You say that there is
no difference between
you and me as we both
like Ranjha* and Heer*,
are two hoopoes that
hang
from the same branch
Thus, I call you like Heer,
by my name, my love,
and weave a dandelion
colored dusk over your lips,
the marijuana of
your sweat,
I smoke each day,
as you slurp
the whisky of my skin
every moment
Placing the wreathe
of luscious grapes
over the basket of my ribs
You’ve built in me this tomb
in which I echo your name
I call you by my name inside.
I call you by my spirit outside.
I call you my jigar* everywhere.
_________________________
Ranjha and Heer are two lovers whose
love saga is a popular inspiration for lovers in Indian subcontinent.

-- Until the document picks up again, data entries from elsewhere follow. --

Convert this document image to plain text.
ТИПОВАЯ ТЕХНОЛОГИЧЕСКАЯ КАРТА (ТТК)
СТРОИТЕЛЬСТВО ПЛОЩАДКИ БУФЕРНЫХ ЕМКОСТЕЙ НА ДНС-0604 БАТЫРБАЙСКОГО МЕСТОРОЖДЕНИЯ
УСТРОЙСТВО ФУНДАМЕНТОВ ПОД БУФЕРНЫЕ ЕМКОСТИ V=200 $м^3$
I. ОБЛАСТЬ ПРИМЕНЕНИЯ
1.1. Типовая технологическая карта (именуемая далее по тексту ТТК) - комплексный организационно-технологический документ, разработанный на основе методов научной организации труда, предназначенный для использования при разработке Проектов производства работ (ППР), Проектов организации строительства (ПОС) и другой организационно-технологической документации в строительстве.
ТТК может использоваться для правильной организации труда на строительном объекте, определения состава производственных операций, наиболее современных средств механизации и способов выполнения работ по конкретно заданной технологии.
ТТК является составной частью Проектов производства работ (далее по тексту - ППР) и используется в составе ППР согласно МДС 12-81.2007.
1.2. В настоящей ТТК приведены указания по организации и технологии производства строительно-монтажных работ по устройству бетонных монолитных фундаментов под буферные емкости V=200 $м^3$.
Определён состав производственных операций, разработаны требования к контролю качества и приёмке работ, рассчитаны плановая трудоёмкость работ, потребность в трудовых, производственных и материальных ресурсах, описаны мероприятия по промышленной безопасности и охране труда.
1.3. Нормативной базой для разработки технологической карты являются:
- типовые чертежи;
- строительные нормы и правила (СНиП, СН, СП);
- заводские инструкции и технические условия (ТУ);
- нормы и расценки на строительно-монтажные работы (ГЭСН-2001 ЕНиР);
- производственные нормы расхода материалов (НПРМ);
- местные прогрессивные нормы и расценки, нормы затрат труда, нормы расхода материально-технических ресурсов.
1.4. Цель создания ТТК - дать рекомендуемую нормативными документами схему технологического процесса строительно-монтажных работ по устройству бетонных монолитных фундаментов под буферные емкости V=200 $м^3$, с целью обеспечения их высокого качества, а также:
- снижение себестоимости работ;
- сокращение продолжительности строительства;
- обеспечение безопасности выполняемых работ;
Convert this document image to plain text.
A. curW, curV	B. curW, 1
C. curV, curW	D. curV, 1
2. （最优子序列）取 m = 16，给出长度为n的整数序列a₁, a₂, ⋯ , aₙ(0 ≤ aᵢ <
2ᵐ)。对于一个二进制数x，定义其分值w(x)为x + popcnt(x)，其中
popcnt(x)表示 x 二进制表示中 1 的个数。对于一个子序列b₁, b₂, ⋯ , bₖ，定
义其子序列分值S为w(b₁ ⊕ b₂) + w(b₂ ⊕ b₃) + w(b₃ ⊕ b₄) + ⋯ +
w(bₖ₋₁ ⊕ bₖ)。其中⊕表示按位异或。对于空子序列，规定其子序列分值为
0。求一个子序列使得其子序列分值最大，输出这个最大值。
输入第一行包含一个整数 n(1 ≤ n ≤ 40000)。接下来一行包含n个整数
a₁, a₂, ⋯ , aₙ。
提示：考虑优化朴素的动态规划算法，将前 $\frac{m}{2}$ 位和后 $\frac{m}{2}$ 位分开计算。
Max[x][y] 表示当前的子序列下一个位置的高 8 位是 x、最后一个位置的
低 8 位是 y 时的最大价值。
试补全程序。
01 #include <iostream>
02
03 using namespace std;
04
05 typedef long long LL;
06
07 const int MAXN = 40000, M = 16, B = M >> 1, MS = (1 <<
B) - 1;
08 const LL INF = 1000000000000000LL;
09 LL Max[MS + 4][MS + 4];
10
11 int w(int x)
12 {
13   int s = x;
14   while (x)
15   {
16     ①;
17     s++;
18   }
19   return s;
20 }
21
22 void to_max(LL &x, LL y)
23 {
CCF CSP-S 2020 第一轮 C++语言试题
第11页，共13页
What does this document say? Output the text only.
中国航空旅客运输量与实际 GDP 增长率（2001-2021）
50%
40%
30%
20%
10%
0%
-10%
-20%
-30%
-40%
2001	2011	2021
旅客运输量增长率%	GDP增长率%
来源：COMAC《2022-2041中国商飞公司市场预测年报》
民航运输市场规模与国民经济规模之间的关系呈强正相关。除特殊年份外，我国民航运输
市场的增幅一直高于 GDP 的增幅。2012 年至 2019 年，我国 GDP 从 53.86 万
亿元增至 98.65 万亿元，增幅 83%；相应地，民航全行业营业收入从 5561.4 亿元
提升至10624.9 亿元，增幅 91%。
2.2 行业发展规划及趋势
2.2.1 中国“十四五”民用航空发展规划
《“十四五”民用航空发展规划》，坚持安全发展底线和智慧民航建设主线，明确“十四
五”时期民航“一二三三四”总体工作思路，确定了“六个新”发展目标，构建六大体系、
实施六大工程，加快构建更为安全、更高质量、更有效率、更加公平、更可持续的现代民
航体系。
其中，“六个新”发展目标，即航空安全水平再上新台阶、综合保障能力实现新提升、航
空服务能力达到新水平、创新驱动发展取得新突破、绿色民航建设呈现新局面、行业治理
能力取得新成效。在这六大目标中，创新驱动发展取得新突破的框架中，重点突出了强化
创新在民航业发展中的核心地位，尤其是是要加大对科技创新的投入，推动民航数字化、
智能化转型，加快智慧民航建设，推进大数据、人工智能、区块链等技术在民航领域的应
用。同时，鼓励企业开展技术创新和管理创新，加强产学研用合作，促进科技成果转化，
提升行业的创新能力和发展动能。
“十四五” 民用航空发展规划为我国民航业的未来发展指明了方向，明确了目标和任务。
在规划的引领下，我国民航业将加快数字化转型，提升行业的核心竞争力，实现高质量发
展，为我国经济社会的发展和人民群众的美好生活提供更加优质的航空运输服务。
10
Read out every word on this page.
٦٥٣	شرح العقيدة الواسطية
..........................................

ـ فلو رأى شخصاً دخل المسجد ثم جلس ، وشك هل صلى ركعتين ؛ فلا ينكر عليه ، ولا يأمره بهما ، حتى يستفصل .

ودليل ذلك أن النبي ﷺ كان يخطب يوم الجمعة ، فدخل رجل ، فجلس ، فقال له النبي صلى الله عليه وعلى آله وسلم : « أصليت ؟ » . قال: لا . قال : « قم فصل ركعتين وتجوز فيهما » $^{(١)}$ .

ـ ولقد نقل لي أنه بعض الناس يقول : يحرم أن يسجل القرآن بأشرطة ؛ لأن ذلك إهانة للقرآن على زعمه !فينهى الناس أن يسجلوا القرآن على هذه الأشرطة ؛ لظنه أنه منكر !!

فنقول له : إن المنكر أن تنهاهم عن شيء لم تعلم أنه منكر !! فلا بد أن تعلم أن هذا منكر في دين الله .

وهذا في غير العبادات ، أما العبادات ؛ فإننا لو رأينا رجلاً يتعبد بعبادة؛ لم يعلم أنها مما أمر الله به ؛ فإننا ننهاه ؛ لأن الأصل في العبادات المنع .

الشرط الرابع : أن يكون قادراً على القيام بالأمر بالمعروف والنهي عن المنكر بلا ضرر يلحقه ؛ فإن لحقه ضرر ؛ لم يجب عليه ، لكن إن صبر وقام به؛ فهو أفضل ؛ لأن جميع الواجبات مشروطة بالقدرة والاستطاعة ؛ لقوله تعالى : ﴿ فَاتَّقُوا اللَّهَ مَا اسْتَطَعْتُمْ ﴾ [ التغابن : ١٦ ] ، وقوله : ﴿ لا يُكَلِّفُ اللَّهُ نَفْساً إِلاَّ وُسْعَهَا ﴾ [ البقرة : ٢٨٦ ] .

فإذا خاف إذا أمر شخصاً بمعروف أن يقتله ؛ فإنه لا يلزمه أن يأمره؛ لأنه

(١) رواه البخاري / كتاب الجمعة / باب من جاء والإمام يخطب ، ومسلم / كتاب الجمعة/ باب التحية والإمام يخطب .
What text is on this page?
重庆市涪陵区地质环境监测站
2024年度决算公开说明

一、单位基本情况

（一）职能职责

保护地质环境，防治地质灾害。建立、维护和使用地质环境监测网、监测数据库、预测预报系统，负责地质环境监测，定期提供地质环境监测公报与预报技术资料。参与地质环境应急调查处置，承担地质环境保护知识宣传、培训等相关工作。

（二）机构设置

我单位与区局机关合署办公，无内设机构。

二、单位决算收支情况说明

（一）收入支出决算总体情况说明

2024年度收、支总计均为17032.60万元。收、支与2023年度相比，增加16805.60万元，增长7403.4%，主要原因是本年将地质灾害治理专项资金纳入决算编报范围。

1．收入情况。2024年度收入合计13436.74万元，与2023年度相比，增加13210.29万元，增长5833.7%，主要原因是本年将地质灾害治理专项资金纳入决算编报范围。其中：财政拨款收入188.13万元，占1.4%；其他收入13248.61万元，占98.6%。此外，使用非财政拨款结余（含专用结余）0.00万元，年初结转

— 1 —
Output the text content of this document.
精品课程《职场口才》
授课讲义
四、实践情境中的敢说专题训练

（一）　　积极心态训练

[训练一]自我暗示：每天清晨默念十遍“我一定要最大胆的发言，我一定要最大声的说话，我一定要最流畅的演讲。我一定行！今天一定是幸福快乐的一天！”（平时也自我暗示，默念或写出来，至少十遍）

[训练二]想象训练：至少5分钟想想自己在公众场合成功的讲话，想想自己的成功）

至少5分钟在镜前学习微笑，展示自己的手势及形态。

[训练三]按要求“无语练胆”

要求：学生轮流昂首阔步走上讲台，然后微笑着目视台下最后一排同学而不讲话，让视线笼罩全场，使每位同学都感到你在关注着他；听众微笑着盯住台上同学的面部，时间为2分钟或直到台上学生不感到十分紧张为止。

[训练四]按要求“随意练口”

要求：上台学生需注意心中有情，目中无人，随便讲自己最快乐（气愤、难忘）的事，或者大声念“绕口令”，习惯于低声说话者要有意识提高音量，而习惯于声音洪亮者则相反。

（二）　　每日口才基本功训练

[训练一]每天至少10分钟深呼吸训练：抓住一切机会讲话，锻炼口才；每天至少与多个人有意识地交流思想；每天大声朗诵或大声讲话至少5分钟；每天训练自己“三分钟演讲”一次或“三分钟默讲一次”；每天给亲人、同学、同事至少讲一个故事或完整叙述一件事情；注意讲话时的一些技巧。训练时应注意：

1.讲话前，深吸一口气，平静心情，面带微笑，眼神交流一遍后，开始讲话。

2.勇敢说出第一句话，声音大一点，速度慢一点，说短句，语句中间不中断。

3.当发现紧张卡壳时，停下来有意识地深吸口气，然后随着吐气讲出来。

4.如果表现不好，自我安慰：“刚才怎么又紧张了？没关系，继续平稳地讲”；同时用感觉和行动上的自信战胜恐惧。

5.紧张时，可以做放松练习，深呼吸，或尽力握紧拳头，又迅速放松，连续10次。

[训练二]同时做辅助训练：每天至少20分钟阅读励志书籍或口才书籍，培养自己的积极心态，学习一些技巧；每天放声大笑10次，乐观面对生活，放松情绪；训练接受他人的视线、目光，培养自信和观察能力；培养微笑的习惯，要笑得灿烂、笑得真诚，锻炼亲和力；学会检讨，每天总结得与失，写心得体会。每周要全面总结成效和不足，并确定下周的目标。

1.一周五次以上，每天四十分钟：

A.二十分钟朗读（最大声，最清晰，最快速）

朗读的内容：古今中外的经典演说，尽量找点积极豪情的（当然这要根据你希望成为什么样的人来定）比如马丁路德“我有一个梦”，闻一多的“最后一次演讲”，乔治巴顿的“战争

Jigar* is sweetheart in Urdu.
 
 
 
To the Midnight
 
At night, when I am alone
and I feel low,
you sit next to me
staring like a drunken-dusk,
drowned in glasses of red wine.
 
In your wilderness,
you cause ache in heart.
twisting curtains of desires,
hung in spell of dried
monsoons,
you smell of detergents
soaked in sea-green sky.
 
Some time later, you whisper out secrets,
slow, panting heaves
and I count days,
nights,
months,
years
that I will have to spend without you.
 
I try drawing you on my yellow pages,
sketching lines with desires,
marking vowels with speed,
ioning them,
locking them,
erasing them.
 
Piling a brocade of haywire
connections,
I set them on fire.
 
I collect smudge from my kohled eyes
and drop them in boxes of sleep.
Removing glasses,
I promise myself to never see you again.